Granted, I went on a metadata-destroying crusade by putting a lot of things into sparsebundle archives that only present themselves as larger files to the file system, but still I would have expected a larger “tail” impact than I see here, especially considering that most datasets have a small block cutoff of 512k, for example. That is one step below the 1M recordsize for everything else. Curious!

swc-phil · August 14, 2025, 4:29pm

I’m just suggesting, so can’t say for sure. Btw, @winnielinnie proposed a trim solution as a weekly cron job. Perhaps you should consider adding it.

etorix · August 14, 2025, 5:00pm

This makes sense, but means that the svdev was specifically designed for dRAID and is less suitable for raidz.
Home users hardly ever have a use case for dRAID; this then implies that they hardly have a case for svdev. Hard drive raidz[2,3], optionally with (metadata) L2ARC and/or separate SSD mirror pool for apps/VMs, and that’s it.
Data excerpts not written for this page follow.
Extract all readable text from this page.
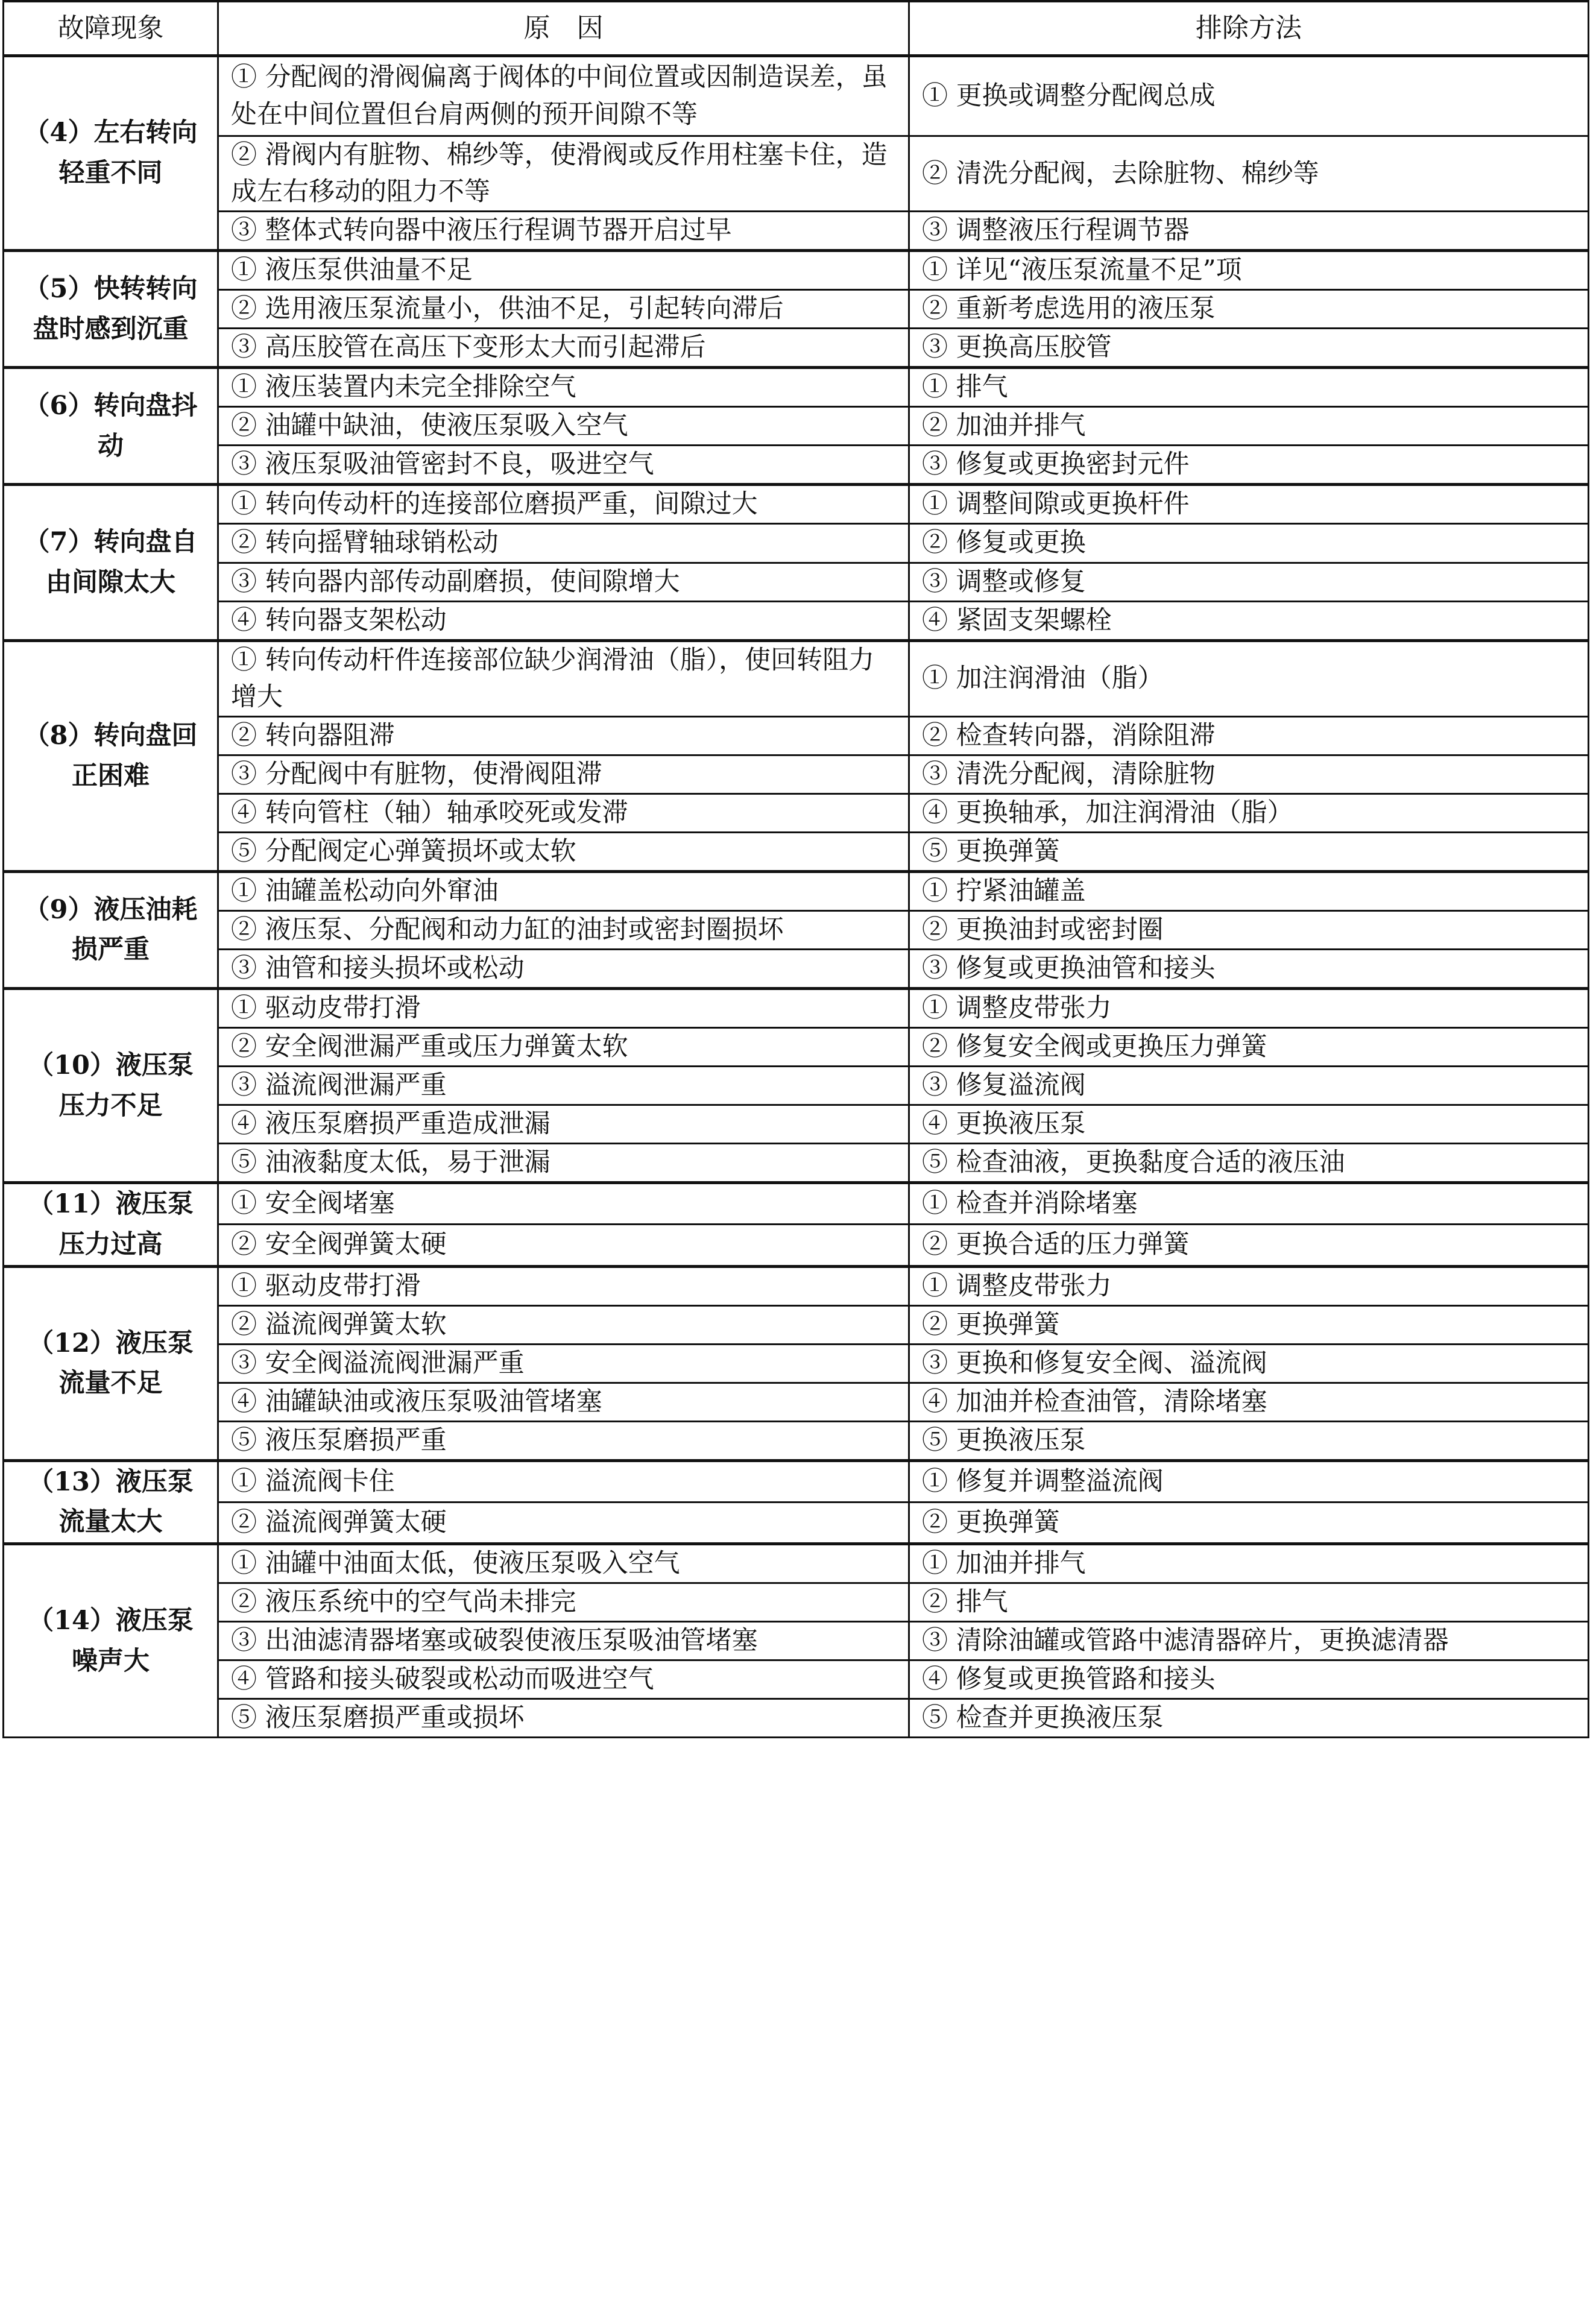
故障现象	原　因	排除方法
（4）左右转向轻重不同	① 分配阀的滑阀偏离于阀体的中间位置或因制造误差，虽处在中间位置但台肩两侧的预开间隙不等	① 更换或调整分配阀总成
	② 滑阀内有脏物、棉纱等，使滑阀或反作用柱塞卡住，造成左右移动的阻力不等	② 清洗分配阀，去除脏物、棉纱等
	③ 整体式转向器中液压行程调节器开启过早	③ 调整液压行程调节器
（5）快转转向盘时感到沉重	① 液压泵供油量不足	① 详见“液压泵流量不足”项
	② 选用液压泵流量小，供油不足，引起转向滞后	② 重新考虑选用的液压泵
	③ 高压胶管在高压下变形太大而引起滞后	③ 更换高压胶管
（6）转向盘抖动	① 液压装置内未完全排除空气	① 排气
	② 油罐中缺油，使液压泵吸入空气	② 加油并排气
	③ 液压泵吸油管密封不良，吸进空气	③ 修复或更换密封元件
（7）转向盘自由间隙太大	① 转向传动杆的连接部位磨损严重，间隙过大	① 调整间隙或更换杆件
	② 转向摇臂轴球销松动	② 修复或更换
	③ 转向器内部传动副磨损，使间隙增大	③ 调整或修复
	④ 转向器支架松动	④ 紧固支架螺栓
（8）转向盘回正困难	① 转向传动杆件连接部位缺少润滑油（脂），使回转阻力增大	① 加注润滑油（脂）
	② 转向器阻滞	② 检查转向器，消除阻滞
	③ 分配阀中有脏物，使滑阀阻滞	③ 清洗分配阀，清除脏物
	④ 转向管柱（轴）轴承咬死或发滞	④ 更换轴承，加注润滑油（脂）
	⑤ 分配阀定心弹簧损坏或太软	⑤ 更换弹簧
（9）液压油耗损严重	① 油罐盖松动向外窜油	① 拧紧油罐盖
	② 液压泵、分配阀和动力缸的油封或密封圈损坏	② 更换油封或密封圈
	③ 油管和接头损坏或松动	③ 修复或更换油管和接头
（10）液压泵压力不足	① 驱动皮带打滑	① 调整皮带张力
	② 安全阀泄漏严重或压力弹簧太软	② 修复安全阀或更换压力弹簧
	③ 溢流阀泄漏严重	③ 修复溢流阀
	④ 液压泵磨损严重造成泄漏	④ 更换液压泵
	⑤ 油液黏度太低，易于泄漏	⑤ 检查油液，更换黏度合适的液压油
（11）液压泵压力过高	① 安全阀堵塞	① 检查并消除堵塞
	② 安全阀弹簧太硬	② 更换合适的压力弹簧
（12）液压泵流量不足	① 驱动皮带打滑	① 调整皮带张力
	② 溢流阀弹簧太软	② 更换弹簧
	③ 安全阀溢流阀泄漏严重	③ 更换和修复安全阀、溢流阀
	④ 油罐缺油或液压泵吸油管堵塞	④ 加油并检查油管，清除堵塞
	⑤ 液压泵磨损严重	⑤ 更换液压泵
（13）液压泵流量太大	① 溢流阀卡住	① 修复并调整溢流阀
	② 溢流阀弹簧太硬	② 更换弹簧
（14）液压泵噪声大	① 油罐中油面太低，使液压泵吸入空气	① 加油并排气
	② 液压系统中的空气尚未排完	② 排气
	③ 出油滤清器堵塞或破裂使液压泵吸油管堵塞	③ 清除油罐或管路中滤清器碎片，更换滤清器
	④ 管路和接头破裂或松动而吸进空气	④ 修复或更换管路和接头
	⑤ 液压泵磨损严重或损坏	⑤ 检查并更换液压泵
mav · August 14, 2025, 5:06pm

True. But I’ve already made several changes for upcoming ZFS 2.4 to start moving its focus. It will be able to play as SLOG. It will be allowed to be RAIDZ (actually any topologies without previous restrictions, so that you could use some 3-wide RAIDZ of SSDs special for some multiple 10-wide RAIDZ2 of HDDs pool). special_small_blocks will be allowed arbitrary values. zfs rewrite will allow to easier migrate data there and back. But yea, it is a good point that it needs some more thinking on the semantics of small blocks.

swc-phil · August 14, 2025, 6:24pm

It can be vice versa:
There is a hardly case for SSD mirror pool for apps/VMs. Hard drive raidz[2,3] ~~optionally~~ with sVDEV and ~~/or~~ separate “SSD-only” dataset for apps/VMs, and that’s it.

etorix · August 14, 2025, 7:10pm

One one hand, the restriction looks strange.
On the other hand, having a raidz2 (4+ drives) special vdev is not attractive if a 3-way mirror does the job with appropriate redunadancy. And a raidz svdev would raise the same issue of low efficiency for small files (blocks) as the main raidz storage.

Until now, I only thought of special vdev as a matter of performance, hence SSD, with low capacity requirements.
But with huge dRAID vdevs a “residual” chunck of a big file that would be to small to store efficiently across the whole dRAID could still be sizeable (up to megabyte size maybe?), and there could be lots of these; so svdev could be a matter of capacity. Then a raidz2 svdev with HDDs may make sense next to a dRAID array.

Mind opening stuff. But not for my use case.